Yes, the Paul trade comes with curious questions about Xs and Os. How will Harden and Paul fit together? How will coach Mike D’Antoni handle having two of the league’s best point guards, with egos like the rest of them to boot?
But general manager Daryl Morey and his staff didn’t stop with the blockbuster Paul trade, adding a tough and reliable big man in forward P.J. Tucker (four years, $32 million) while re-signing center Nene (three years, $11 million).

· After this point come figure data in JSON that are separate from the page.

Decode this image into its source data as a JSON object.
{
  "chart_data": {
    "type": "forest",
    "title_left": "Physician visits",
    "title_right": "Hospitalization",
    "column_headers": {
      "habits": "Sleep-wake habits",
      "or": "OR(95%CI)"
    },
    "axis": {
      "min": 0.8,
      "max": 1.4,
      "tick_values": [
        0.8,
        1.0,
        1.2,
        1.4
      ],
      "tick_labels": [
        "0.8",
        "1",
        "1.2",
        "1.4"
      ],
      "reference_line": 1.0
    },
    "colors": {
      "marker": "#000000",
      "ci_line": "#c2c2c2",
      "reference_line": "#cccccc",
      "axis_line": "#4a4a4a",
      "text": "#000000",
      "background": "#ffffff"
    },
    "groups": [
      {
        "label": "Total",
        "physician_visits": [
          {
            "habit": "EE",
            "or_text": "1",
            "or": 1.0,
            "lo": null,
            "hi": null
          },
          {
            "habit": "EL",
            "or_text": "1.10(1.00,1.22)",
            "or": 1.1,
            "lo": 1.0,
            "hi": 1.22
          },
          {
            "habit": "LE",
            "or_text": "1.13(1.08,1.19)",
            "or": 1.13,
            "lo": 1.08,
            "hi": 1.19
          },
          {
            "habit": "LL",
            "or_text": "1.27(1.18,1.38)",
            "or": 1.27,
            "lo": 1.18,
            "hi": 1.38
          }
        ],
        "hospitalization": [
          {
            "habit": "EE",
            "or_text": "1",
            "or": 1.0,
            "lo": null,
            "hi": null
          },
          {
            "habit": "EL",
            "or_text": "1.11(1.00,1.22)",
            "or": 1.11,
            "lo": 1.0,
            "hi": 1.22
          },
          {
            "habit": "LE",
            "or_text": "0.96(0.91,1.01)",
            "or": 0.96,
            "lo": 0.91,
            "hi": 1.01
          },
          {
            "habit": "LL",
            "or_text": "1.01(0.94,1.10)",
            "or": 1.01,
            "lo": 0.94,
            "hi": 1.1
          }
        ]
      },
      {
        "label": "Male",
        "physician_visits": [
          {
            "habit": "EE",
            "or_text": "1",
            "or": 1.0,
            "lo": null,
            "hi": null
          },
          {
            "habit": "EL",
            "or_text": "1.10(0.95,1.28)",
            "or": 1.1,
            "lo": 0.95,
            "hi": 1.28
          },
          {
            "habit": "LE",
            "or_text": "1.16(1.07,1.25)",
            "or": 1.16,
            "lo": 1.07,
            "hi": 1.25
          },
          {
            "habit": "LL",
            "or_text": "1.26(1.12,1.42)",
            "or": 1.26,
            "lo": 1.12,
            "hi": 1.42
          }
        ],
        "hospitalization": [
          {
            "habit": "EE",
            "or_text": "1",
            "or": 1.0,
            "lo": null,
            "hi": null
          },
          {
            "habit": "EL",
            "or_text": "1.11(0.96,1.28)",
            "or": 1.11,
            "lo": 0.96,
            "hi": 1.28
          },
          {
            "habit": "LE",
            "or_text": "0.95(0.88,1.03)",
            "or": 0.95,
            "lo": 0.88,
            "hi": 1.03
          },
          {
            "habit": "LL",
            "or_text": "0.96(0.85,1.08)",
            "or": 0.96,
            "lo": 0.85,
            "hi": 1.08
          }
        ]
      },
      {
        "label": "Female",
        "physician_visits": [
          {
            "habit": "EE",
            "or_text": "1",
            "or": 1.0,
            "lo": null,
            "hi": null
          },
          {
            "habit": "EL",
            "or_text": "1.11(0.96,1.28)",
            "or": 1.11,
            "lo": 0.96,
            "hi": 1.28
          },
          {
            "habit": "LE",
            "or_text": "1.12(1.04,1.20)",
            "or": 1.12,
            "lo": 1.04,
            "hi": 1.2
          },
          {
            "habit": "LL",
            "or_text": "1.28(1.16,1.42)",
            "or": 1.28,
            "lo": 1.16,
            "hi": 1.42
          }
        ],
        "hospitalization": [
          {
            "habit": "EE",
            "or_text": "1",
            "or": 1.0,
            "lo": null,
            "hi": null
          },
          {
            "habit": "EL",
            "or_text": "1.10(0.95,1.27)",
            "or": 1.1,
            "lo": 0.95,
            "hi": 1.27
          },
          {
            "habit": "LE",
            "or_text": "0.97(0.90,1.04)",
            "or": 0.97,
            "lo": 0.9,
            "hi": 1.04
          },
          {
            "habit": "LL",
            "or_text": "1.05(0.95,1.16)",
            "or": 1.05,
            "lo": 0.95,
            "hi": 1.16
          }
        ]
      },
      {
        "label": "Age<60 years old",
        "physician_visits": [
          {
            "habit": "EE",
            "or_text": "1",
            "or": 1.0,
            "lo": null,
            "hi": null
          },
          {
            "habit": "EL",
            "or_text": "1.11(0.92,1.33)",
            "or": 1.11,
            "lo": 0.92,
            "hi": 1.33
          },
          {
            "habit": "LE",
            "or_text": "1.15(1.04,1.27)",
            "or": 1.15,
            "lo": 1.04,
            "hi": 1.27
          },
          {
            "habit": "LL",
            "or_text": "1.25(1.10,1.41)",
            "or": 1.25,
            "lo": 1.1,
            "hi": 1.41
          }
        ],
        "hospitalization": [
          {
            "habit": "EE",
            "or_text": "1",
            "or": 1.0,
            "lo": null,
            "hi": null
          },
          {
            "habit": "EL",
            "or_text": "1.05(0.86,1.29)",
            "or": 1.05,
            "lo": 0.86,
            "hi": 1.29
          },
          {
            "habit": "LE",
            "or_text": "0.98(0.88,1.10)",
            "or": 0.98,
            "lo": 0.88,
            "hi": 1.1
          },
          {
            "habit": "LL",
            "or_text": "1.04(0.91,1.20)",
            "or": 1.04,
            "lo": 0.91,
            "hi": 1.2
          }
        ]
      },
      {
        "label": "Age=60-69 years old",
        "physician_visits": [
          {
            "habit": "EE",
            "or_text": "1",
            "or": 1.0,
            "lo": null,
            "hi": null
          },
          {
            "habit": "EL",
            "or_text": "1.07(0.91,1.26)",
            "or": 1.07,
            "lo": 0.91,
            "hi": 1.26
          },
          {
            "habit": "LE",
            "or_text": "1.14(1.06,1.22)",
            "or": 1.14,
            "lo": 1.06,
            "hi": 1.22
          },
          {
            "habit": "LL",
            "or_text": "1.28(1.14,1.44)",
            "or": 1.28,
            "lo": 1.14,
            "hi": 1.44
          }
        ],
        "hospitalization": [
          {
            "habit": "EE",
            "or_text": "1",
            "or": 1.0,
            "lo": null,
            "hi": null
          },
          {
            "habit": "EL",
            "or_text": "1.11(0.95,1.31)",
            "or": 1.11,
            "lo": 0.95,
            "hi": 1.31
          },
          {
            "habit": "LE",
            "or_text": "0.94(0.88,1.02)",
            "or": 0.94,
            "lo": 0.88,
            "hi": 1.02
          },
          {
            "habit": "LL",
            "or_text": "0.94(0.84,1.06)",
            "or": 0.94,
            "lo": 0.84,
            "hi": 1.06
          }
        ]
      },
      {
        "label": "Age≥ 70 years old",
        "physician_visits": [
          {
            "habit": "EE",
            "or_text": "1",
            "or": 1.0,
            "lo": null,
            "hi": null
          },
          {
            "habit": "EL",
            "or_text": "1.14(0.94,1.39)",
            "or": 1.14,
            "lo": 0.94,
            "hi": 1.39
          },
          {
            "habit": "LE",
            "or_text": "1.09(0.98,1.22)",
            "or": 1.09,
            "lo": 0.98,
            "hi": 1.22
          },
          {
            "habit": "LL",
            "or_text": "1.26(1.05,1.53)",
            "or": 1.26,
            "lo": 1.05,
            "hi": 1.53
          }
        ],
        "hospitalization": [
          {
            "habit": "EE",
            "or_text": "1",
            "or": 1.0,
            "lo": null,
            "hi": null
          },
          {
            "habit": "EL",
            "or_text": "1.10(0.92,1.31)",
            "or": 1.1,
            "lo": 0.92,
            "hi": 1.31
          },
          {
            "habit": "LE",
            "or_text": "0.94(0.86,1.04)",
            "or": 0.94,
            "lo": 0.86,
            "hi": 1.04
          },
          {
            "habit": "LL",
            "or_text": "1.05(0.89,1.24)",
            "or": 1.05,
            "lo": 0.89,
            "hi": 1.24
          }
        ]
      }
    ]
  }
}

The loss of point guard Pat Beverley to the Clippers in the Paul deal hurts, but Houston – which went 55-27 last season and fell to San Antonio in the second round of the playoffs – is even more in the hunt than before.
While the Warriors’ dominance is forcing rival teams to consider the kind of high-risk-high-reward moves that could cut the competitive gap, Thunder general manager Sam Presti found a way to improve without putting much on the line at all in the George deal.
The two players he gave up to the Indiana Pacers, Victor Oladipo and Domantas Sabonis, were acquired in June 2016 for Serge Ibaka as he entered the final year of his deal. In essence, then, he swapped a player who would have become a free agent for an MVP-caliber talent in George, who will be a free agent next summer. George has a year to decide if Oklahoma City is the place for him (or, as has been widely reported, if he’ll sign with the Lakers as so many expect).
Like Morey, Presti didn’t stop there. After losing 32-year-old veteran forward Taj Gibson to Minnesota (two years, $28 million), he came to terms with a 28-year-old forward in Patrick Patterson (three years, $16.4 million) who offers the kind of shooting range the Thunder badly need. Oklahoma City is still expected to retain restricted free agent shooting guard Andre Roberson as well.
The Timberwolves, who haven’t been to the postseason since 2004, look poised to end the league’s longest playoff drought. Not only will Butler work well with Karl-Anthony Towns & Co. after he was reunited with coach Tom Thibodeau via trade recently, but Thibodeau – who also serves as the team’s president of basketball operations – traded point guard Ricky Rubio to Utah in exchange for a 2018 first round pick, then added point guard Jeff Teague (three years, $57 million) and Gibson.